Implementing Burt Beckwith’s GORM Performance – No Collections

Posted on February 7, 2011. Filed under: grails |

No More GORM/Hibernate Collections?

Mr. Burt Beckwith http://burtbeckwith.com/ gave a talk on improving GORM performance in Grails. His presentation is available at http://www.infoq.com/presentations/GORM-Performance.

A point of his was to not use collections on your domain objects because the collections may need to be fully loaded from the database before objects can be added.

I decided to use it on one of my work projects. This project has 18 domain classes. I ran into a few problems, scratched my head for a few hours, then I was able to fix them. It took about 1/2 day to update the project from a “hasMany/belongsTo” style to a no collection style. Here is a very-simplified domain that uses a typical gorm one-to-many cascading relationship.

Sample Shopping Cart Application

Lets start with sample code of a Shopping Cart.
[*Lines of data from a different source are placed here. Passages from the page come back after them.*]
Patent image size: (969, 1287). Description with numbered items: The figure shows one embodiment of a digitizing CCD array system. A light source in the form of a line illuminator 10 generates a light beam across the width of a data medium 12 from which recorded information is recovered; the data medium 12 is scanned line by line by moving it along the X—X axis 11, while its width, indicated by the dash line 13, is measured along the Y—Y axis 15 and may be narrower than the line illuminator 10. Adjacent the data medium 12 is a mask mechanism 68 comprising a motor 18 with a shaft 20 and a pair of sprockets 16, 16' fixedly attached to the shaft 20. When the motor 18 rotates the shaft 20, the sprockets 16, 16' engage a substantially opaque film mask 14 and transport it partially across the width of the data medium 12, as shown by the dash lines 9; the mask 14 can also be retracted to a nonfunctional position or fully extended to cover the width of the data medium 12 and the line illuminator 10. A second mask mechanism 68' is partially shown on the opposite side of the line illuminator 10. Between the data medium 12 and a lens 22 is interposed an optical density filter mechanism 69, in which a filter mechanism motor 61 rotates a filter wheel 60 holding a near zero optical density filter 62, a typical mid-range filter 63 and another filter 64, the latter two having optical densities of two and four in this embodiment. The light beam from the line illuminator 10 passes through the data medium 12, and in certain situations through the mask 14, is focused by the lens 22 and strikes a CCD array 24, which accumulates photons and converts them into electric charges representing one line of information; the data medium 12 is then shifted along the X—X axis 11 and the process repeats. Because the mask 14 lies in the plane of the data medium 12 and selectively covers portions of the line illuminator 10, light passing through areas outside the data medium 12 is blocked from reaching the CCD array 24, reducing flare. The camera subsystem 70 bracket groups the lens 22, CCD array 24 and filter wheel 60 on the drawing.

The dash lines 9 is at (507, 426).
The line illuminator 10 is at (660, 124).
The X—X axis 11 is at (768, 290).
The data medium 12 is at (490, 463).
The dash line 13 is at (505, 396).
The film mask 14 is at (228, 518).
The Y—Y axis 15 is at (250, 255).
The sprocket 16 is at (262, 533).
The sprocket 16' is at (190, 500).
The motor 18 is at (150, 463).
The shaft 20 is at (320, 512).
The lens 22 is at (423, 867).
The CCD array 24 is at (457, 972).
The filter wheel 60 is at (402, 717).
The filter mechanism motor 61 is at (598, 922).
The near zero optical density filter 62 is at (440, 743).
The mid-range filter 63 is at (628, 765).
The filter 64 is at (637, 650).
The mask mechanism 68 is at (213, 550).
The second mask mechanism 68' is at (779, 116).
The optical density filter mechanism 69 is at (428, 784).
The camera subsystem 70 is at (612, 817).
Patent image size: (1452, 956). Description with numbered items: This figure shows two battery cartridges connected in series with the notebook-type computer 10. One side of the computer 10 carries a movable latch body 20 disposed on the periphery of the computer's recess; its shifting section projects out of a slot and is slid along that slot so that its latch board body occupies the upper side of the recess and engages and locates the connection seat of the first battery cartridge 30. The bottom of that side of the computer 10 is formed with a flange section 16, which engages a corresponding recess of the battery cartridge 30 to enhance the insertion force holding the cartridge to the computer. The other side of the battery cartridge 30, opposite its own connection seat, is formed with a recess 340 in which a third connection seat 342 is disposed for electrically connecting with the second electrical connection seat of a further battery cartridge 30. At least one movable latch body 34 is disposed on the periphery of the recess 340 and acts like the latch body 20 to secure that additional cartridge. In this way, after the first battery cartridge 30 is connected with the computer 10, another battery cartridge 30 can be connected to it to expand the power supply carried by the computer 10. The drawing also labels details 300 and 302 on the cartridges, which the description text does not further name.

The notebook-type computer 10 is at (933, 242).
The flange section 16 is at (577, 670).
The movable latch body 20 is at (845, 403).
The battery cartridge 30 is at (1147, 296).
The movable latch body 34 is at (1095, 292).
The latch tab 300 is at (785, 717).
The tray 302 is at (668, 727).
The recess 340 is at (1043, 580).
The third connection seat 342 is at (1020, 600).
We have a Cart object that contains many Item objects.

Typical GORM Relationship

grails-app\domain\shopping\Cart.groovy

package shopping

class Cart {

	String name

	static hasMany = [ items : Item ]

	static mapping = {
		sort "name"
		items sort:"name"
	}

    static constraints = {
    	name nullable:false, blank:false, unique:true
    }

    String toString() {
    	"Cart $name"
    }
}

grails-app\domain\shopping\Item.groovy

package shopping

class Item {

	String name
	Integer quantity

	static belongsTo = [ cart : Cart ]

	static mapping = {
		sort "name"
	}

    static constraints = {
    	name nullable:false, blank:false, unique:['cart']
    	quantity nullable:false
    }

    String toString() {
    	"$quantity $name"
    }
}

grails-app\conf\BootStrap.groovy

import shopping.*

class BootStrap {

    def init = { servletContext ->
    
    	def cart = new Cart(name:"alpha").save()
    	cart.addToItems new Item(name:"apples", quantity:10)
    	cart.addToItems new Item(name:"milk", quantity:2)
    	cart.addToItems new Item(name:"bread", quantity:3)
    	cart.save()
    }

    def destroy = {
    }
}

Removing hasMany and belongsTo

Now, following Burt’s advice, we remove the belongsTo and hasMany relationship, and embed a the parent object in the child.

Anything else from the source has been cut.